Начало собственно философских трудов связывают с 1907 г., когда он приступил в преподавательской деятельности в Киеве. Но в значительной степени судьбу Шпета определила его дружба с Челпановым, который за год до этого получил должность профессора Московского университета и стал заместителем председателя Московского психологического общества. Именно Челпанов приглашает в Москву Шпета, и в 1907 г. он приступает к преподавательской работе в Московском университете. Параллельно он читает лекции в гимназии Алферовой, на Высших женских курсах и Народном университете А.С. Шанявского, где его несколько семестров слушал Л. С. Выготский (1896–1934), участвует в разработке проекта Психологического института под руководством Челпанова.

Вместе с Челпановым Шпет выезжает летом 1910 г. в свою первую зарубежную научную командировку – посещает несколько известных психологических лабораторий в Берлине, Бонне и Вюрцбурге. Он стажируется в Сорбонне и Эдинбургском университете (1910–1911), затем – после развода – в Геттингенском (1912–1914) университете. Главным итогом этой последней поездки стало серьезное увлечение феноменологией Э. Гуссерля (1859–1938). Лекции Гуссерля он слушал в Геттингенском университете, хотя поначалу, как писал об этом своей будущей второй супруге Н. К. Гучковой (1892–1956), не собирался даже знакомиться с лектором, но именно в русле его взглядов в 1914  г. Шпет пишет свою первую крупную научную работу – "Явление и смысл". За этим последовала небольшая работа "Философское наследство Ф. П. Юркевича" (1915). Еще до этого, в 1913 г., он женится вторично, от брака с Н. К. Гучковой рождаются трое детей – Татьяна (1914), Марина (1916), Сергей (1919).
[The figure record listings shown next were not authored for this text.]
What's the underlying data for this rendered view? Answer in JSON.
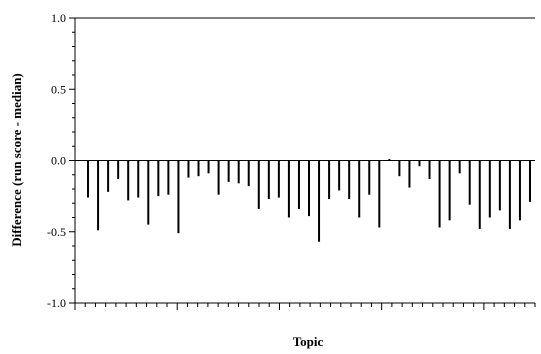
{
  "chart_data": {
    "type": "bar",
    "xlabel": "Topic",
    "ylabel": "Difference (run score - median)",
    "ylim": [
      -1.0,
      1.0
    ],
    "yticks": [
      "1.0",
      "0.5",
      "0.0",
      "-0.5",
      "-1.0"
    ],
    "grid": false,
    "bar_color": "#000000",
    "series": [
      {
        "values": [
          -0.26,
          -0.49,
          -0.22,
          -0.13,
          -0.28,
          -0.26,
          -0.45,
          -0.25,
          -0.24,
          -0.51,
          -0.12,
          -0.11,
          -0.09,
          -0.24,
          -0.15,
          -0.16,
          -0.18,
          -0.34,
          -0.27,
          -0.26,
          -0.4,
          -0.34,
          -0.39,
          -0.57,
          -0.27,
          -0.21,
          -0.27,
          -0.4,
          -0.24,
          -0.47,
          0.01,
          -0.11,
          -0.19,
          -0.04,
          -0.13,
          -0.47,
          -0.42,
          -0.09,
          -0.31,
          -0.48,
          -0.4,
          -0.35,
          -0.48,
          -0.42,
          -0.29
        ]
      }
    ]
  }
}
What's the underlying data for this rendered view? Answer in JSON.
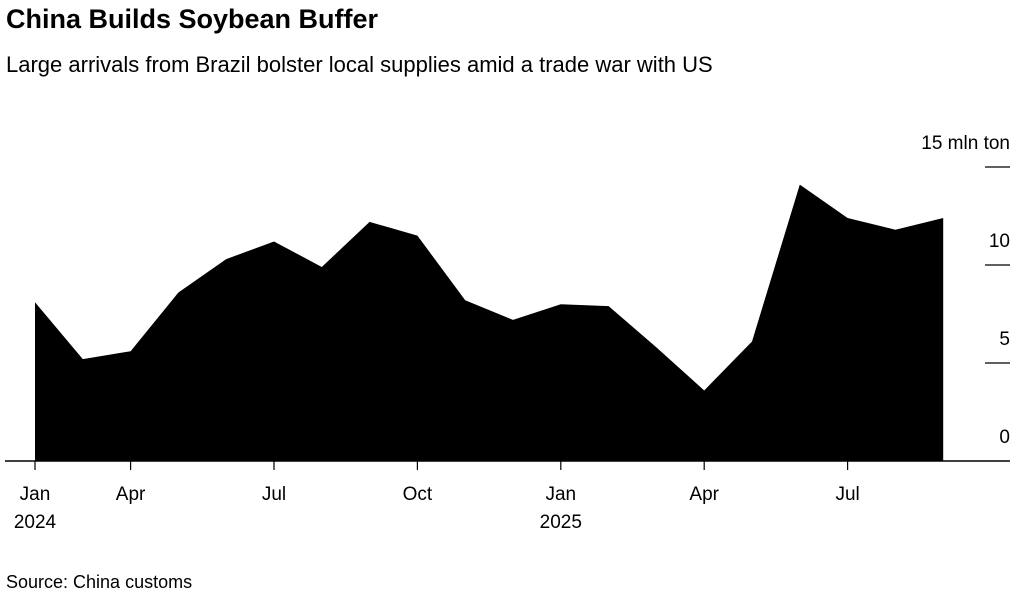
{
  "chart_data": {
    "type": "area",
    "title": "China Builds Soybean Buffer",
    "subtitle": "Large arrivals from Brazil bolster local supplies amid a trade war with US",
    "source": "Source: China customs",
    "categories": [
      "Jan 2024",
      null,
      "Apr",
      null,
      null,
      "Jul",
      null,
      null,
      "Oct",
      null,
      null,
      "Jan 2025",
      null,
      null,
      "Apr",
      null,
      null,
      "Jul",
      null,
      null
    ],
    "values": [
      8.1,
      5.2,
      5.6,
      8.6,
      10.3,
      11.2,
      9.9,
      12.2,
      11.5,
      8.2,
      7.2,
      8.0,
      7.9,
      5.8,
      3.6,
      6.1,
      14.1,
      12.4,
      11.8,
      12.4
    ],
    "color": "#000000",
    "ylim": [
      0,
      15
    ],
    "yticks": [
      0,
      5,
      10,
      {
        "value": 15,
        "label": "15 mln ton"
      }
    ]
  }
}
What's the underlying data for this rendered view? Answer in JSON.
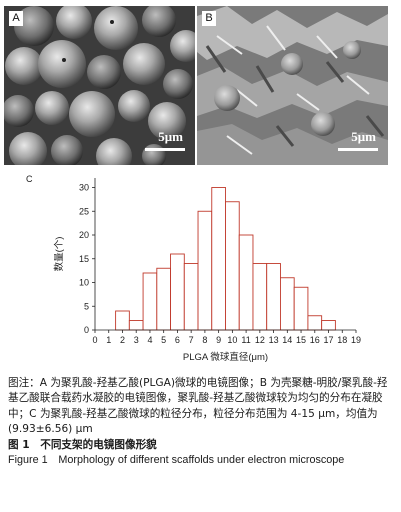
{
  "panels": {
    "a": {
      "letter": "A",
      "scale_bar": "5μm"
    },
    "b": {
      "letter": "B",
      "scale_bar": "5μm"
    }
  },
  "chart_data": {
    "type": "bar",
    "panel_letter": "C",
    "xlabel": "PLGA 微球直径(μm)",
    "ylabel": "数量(个)",
    "xlim": [
      0,
      19
    ],
    "ylim": [
      0,
      32
    ],
    "x_ticks": [
      0,
      1,
      2,
      3,
      4,
      5,
      6,
      7,
      8,
      9,
      10,
      11,
      12,
      13,
      14,
      15,
      16,
      17,
      18,
      19
    ],
    "y_ticks": [
      0,
      5,
      10,
      15,
      20,
      25,
      30
    ],
    "bin_width": 1,
    "bins": [
      {
        "start": 1.5,
        "count": 4
      },
      {
        "start": 2.5,
        "count": 2
      },
      {
        "start": 3.5,
        "count": 12
      },
      {
        "start": 4.5,
        "count": 13
      },
      {
        "start": 5.5,
        "count": 16
      },
      {
        "start": 6.5,
        "count": 14
      },
      {
        "start": 7.5,
        "count": 25
      },
      {
        "start": 8.5,
        "count": 30
      },
      {
        "start": 9.5,
        "count": 27
      },
      {
        "start": 10.5,
        "count": 20
      },
      {
        "start": 11.5,
        "count": 14
      },
      {
        "start": 12.5,
        "count": 14
      },
      {
        "start": 13.5,
        "count": 11
      },
      {
        "start": 14.5,
        "count": 9
      },
      {
        "start": 15.5,
        "count": 3
      },
      {
        "start": 16.5,
        "count": 2
      }
    ],
    "bar_fill": "#ffffff",
    "bar_stroke": "#c0392b"
  },
  "caption": {
    "note": "图注：A 为聚乳酸-羟基乙酸(PLGA)微球的电镜图像；B 为壳聚糖-明胶/聚乳酸-羟基乙酸联合载药水凝胶的电镜图像，聚乳酸-羟基乙酸微球较为均匀的分布在凝胶中；C 为聚乳酸-羟基乙酸微球的粒径分布，粒径分布范围为 4-15 μm，均值为(9.93±6.56) μm",
    "figure_cn_number": "图 1",
    "figure_cn_title": "不同支架的电镜图像形貌",
    "figure_en": "Figure 1　Morphology of different scaffolds under electron microscope"
  }
}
Постепенно он становится известен как блестящий участник философских дискуссий, глубоко эрудированный и остроумный собеседник. Он знакомится с известными писателями, философами, в частности с А. Белым (1880–1934), Ю. Балтрушайтисом (1873–1944).
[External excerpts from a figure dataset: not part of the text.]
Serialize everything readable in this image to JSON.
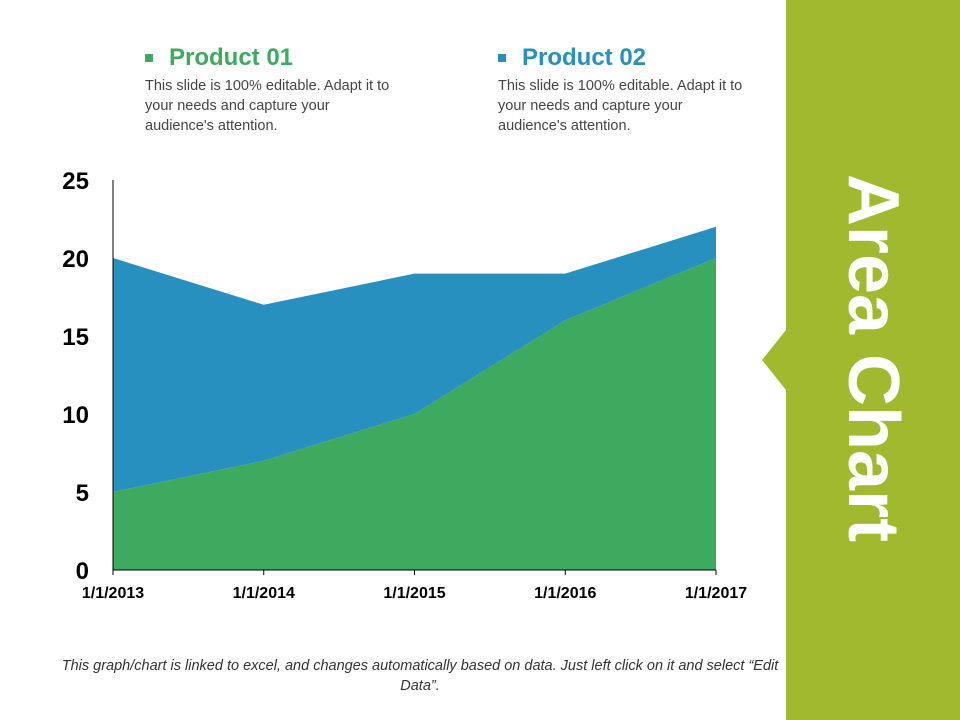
{
  "colors": {
    "product01": "#3daa5f",
    "product02": "#2890be",
    "panel": "#a0b92e",
    "axis": "#000000"
  },
  "legend": [
    {
      "title": "Product 01",
      "description": "This slide is 100% editable. Adapt it to your needs and capture your audience's attention."
    },
    {
      "title": "Product 02",
      "description": "This slide is 100% editable. Adapt it to your needs and capture your audience's attention."
    }
  ],
  "side_title": "Area Chart",
  "footnote": "This graph/chart is linked to excel, and changes automatically based on data. Just left click on it and select “Edit Data”.",
  "chart_data": {
    "type": "area",
    "stacked": true,
    "title": "",
    "xlabel": "",
    "ylabel": "",
    "categories": [
      "1/1/2013",
      "1/1/2014",
      "1/1/2015",
      "1/1/2016",
      "1/1/2017"
    ],
    "series": [
      {
        "name": "Product 01",
        "values": [
          5,
          7,
          10,
          16,
          20
        ]
      },
      {
        "name": "Product 02",
        "values": [
          15,
          10,
          9,
          3,
          2
        ]
      }
    ],
    "ylim": [
      0,
      25
    ],
    "yticks": [
      0,
      5,
      10,
      15,
      20,
      25
    ],
    "grid": false,
    "legend_position": "top"
  }
}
В 1916 г. Г. Г. Шпет защитил магистерскую диссертацию в Московском университете на тему "История как проблема логики". Материалы для этой работы он собирал весьма скрупулезно, тщательно исследовал труды Г. В. Лейбница (1646–1716) и особенно Х. фон Вольфа (1679–1754), посвятив особую главу важной для философии языка его концепции метафизики [Ананьева 1998, 290]. В этот же период (в 1914 г.) он подружился с философом Львом Шестовым (1866–1938). В 1917 г. Шпет опубликует работу Шестова "Власть ключей" в своем только что учрежденном ежегоднике "Мысль и слово".
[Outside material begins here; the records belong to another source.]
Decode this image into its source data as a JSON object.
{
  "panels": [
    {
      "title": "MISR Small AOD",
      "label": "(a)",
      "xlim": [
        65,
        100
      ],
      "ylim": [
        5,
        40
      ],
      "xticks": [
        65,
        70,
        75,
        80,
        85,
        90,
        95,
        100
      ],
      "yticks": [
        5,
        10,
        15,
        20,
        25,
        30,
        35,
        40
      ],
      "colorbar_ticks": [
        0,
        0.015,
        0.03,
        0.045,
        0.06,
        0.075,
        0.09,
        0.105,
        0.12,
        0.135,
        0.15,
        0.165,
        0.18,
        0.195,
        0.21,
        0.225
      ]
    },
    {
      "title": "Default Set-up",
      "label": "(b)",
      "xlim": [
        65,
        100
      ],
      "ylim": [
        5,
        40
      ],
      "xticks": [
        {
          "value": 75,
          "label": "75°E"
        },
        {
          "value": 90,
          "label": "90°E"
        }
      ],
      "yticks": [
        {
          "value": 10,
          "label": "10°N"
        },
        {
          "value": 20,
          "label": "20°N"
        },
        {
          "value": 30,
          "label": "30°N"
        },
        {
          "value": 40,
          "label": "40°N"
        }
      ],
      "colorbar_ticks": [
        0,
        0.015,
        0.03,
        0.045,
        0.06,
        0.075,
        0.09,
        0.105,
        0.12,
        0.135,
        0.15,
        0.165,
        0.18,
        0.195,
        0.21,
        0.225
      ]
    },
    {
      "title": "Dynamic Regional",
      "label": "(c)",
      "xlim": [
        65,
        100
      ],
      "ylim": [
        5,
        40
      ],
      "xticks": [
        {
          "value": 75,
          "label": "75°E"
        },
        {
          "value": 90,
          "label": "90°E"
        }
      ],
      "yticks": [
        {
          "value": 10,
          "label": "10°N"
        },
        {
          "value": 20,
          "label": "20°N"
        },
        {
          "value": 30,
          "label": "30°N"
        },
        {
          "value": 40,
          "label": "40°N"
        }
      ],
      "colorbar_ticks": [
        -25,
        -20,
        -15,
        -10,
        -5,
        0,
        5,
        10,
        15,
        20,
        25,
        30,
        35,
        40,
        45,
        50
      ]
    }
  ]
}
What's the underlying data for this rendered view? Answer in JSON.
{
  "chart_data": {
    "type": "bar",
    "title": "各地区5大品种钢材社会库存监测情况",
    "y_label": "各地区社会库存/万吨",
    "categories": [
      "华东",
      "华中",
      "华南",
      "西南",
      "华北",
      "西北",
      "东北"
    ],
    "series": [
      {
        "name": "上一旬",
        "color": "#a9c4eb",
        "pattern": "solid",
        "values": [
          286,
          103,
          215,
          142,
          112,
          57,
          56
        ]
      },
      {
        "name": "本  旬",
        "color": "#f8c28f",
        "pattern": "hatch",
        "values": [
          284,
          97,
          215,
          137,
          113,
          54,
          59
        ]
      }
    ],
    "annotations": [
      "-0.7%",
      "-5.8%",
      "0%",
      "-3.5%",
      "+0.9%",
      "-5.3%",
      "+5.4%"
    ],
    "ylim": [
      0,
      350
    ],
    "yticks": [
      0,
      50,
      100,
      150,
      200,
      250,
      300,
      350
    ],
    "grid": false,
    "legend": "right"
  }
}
После Октябрьского переворота он пишет одну из основных работ – "Герменевтика и ее проблемы" (1918), однако эта работа была опубликована лишь в 1989–1991 гг. Тем не менее труды Шпета становятся настольными книгами для целой плеяды будущих выдающихся лингвистов и философов, в том числе и членов Московского лингвистического кружка, в котором Шпет также принимал самое деятельное участие. Среди членов этого кружка, испытавших наиболее сильное влияние работ Шпета, называют Р. О. Якобсона (1896–1982), Г. О. Винокура (1896–1947), Р. О. Шор (1894–1939), Б. Я. Ярхо (1889–1942). В 1919 г. Шпет учреждает Вольную философскую ассоциацию творческой и вузовской интеллигенции, а с 1920 г. становится членом художественного совета МХАТ. Он участвует и в постановках театра В. Мейерхольда.

Позднее, в 1920 г., Шпет и Челпанов предложили создать на историко-филологическом факультете Московского университета "Кабинет этнической и социальной психологии", чтобы сохранить свой научный коллектив и не растерять учеников в период начавшихся гонений. В "Доклад-ной записке" от 1 февраля 1920 г., которую подписывают Г. Г. Шпет, В. И. К. Поржезинский (1870–1929) и Г. И. Челпанов, объясняется смысл этнической и социальной психологии: "Это отрасль психологии, охватывающая изучение таких разнообразных проявлений душевной жизни человека, как язык, мифы, верования, поэтическое творчество, нравы, искусство и т. д... Россия с ее сложным этническим составом населения, с разнообразием культурных уровней и характеров населяющих ее национальностей и народов предоставляет особенно благоприятные условия для разработки науки этнической и социальной психологии". На базе предлагавшегося кабинета Шпет в той же записке планирует создание Института этнической психологии, который призван стать центром научных, в том числе – и полевых, этнических исследований в стране. Кабинет же должен был собрать библиотеки, документы и материалы, коллекции, карты, планы и программы, наглядные пособия, диаграммы и привлечь к работе в этой области способных студентов.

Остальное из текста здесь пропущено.